Spatial Find Nearest
Description
Section titled “Description”The Find Nearest step pairs each row of a target table with the rows of a
universe table that are geographically closest to it. For every target row it
keeps the N nearest universe rows — measured as the distance between a geometry
column on each side — and adds a computed Distance column.
It is the SQL-native equivalent of the Alteryx Find Nearest tool: the work runs entirely in the database as a distance-ranked cross join, so it scales to large tables without pulling rows into the workflow engine.
Both geometry columns hold geometries in WKT (well-known text) form, the same representation the other PlaidCloud spatial helpers produce and consume.
Sources and Options
Section titled “Sources and Options”- Target Table — the rows you want neighbours for. Every qualifying target row appears in the output (paired with its nearest universe rows).
- Universe Table — the candidate neighbours that are searched.
- Output Table — the table the results are written to.
- Target geometry / Universe geometry — the WKT geometry column on each side that distance is measured between.
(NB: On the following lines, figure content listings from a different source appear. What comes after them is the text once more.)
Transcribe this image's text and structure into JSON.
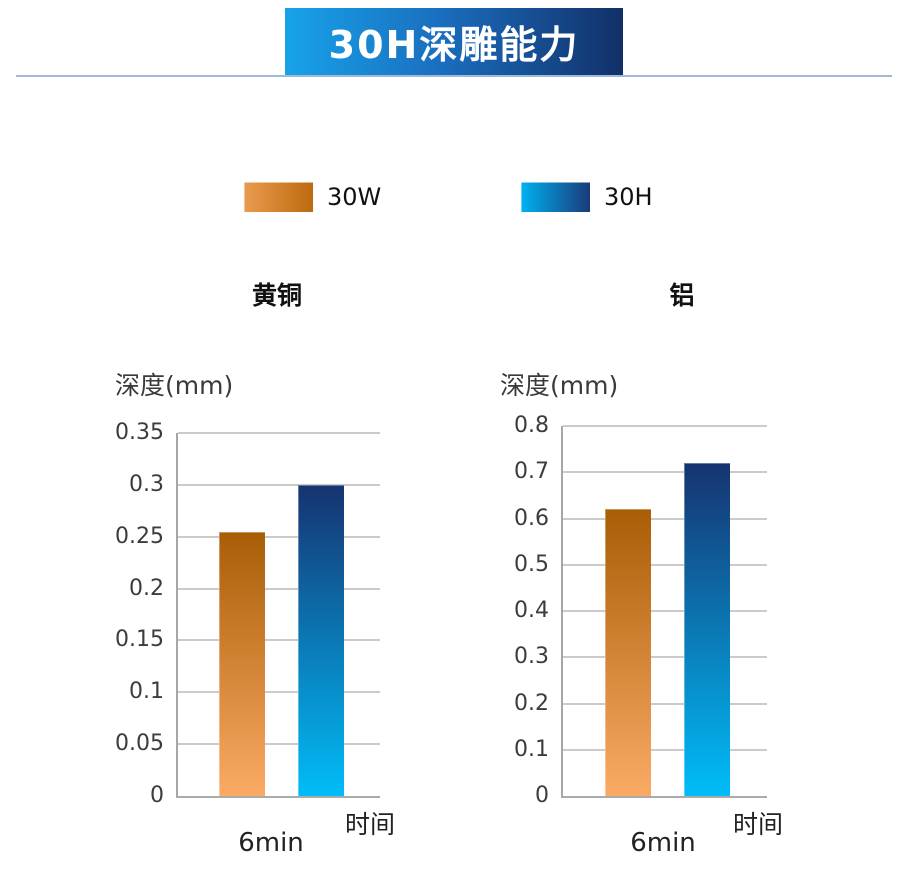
{
  "header": {
    "title": "30H深雕能力"
  },
  "theme": {
    "banner_gradient_start": "#17a3e9",
    "banner_gradient_end": "#123068",
    "divider_color": "#9fb9da",
    "gridline_color": "#cbcbcb",
    "axis_color": "#a6a6a6",
    "tick_label_color": "#3c3c3c"
  },
  "legend": {
    "items": [
      {
        "label": "30W",
        "color_start": "#ea9b4f",
        "color_end": "#bd6a0e"
      },
      {
        "label": "30H",
        "color_start": "#00b2f1",
        "color_end": "#1a3a7a"
      }
    ]
  },
  "chart_data": [
    {
      "type": "bar",
      "title": "黄铜",
      "ylabel": "深度(mm)",
      "xlabel": "时间",
      "categories": [
        "6min"
      ],
      "series": [
        {
          "name": "30W",
          "values": [
            0.255
          ],
          "gradient_top": "#a95d06",
          "gradient_bottom": "#fbaa64"
        },
        {
          "name": "30H",
          "values": [
            0.3
          ],
          "gradient_top": "#163370",
          "gradient_bottom": "#00bdf8"
        }
      ],
      "ylim": [
        0,
        0.35
      ],
      "ytick_step": 0.05,
      "yticks": [
        "0.35",
        "0.3",
        "0.25",
        "0.2",
        "0.15",
        "0.1",
        "0.05",
        "0"
      ],
      "grid": true,
      "legend_position": "top"
    },
    {
      "type": "bar",
      "title": "铝",
      "ylabel": "深度(mm)",
      "xlabel": "时间",
      "categories": [
        "6min"
      ],
      "series": [
        {
          "name": "30W",
          "values": [
            0.62
          ],
          "gradient_top": "#a95d06",
          "gradient_bottom": "#fbaa64"
        },
        {
          "name": "30H",
          "values": [
            0.72
          ],
          "gradient_top": "#163370",
          "gradient_bottom": "#00bdf8"
        }
      ],
      "ylim": [
        0,
        0.8
      ],
      "ytick_step": 0.1,
      "yticks": [
        "0.8",
        "0.7",
        "0.6",
        "0.5",
        "0.4",
        "0.3",
        "0.2",
        "0.1",
        "0"
      ],
      "grid": true,
      "legend_position": "top"
    }
  ]
}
- Nearest count (N) — how many nearest universe rows to keep per target row (default 1).
- Max distance — optional. When set, universe rows farther than this from the target are excluded before ranking. Leave blank (or 0) for no limit.
- Distance units — the unit the
Distanceoutput and Max distance are expressed in: miles, kilometers, meters, or feet. - Ignore zero-distance matches — skip universe rows that sit exactly on the target (distance 0), e.g. to avoid matching a point to itself when the target and universe are the same dataset.
Target and Universe Mapping
Section titled “Target and Universe Mapping”Each input has its own mapping tab that lists the columns available from that table, used both to drive the geometry pickers above and to make columns available to the output.
Output Columns
Section titled “Output Columns”Choose which columns to carry into the output and from which side (target or universe) each comes, renaming them as needed. The computed Distance column (the planar distance to the matched universe row, in the selected units) is added automatically; you can rename it or turn it off.
Distances are planar (computed on the geometries’ coordinates and scaled to the requested unit), consistent with the other PlaidCloud spatial steps. For lon/lat data this is an approximation that is accurate over the local distances typical of nearest-neighbour analysis (store catchments, service areas, and the like).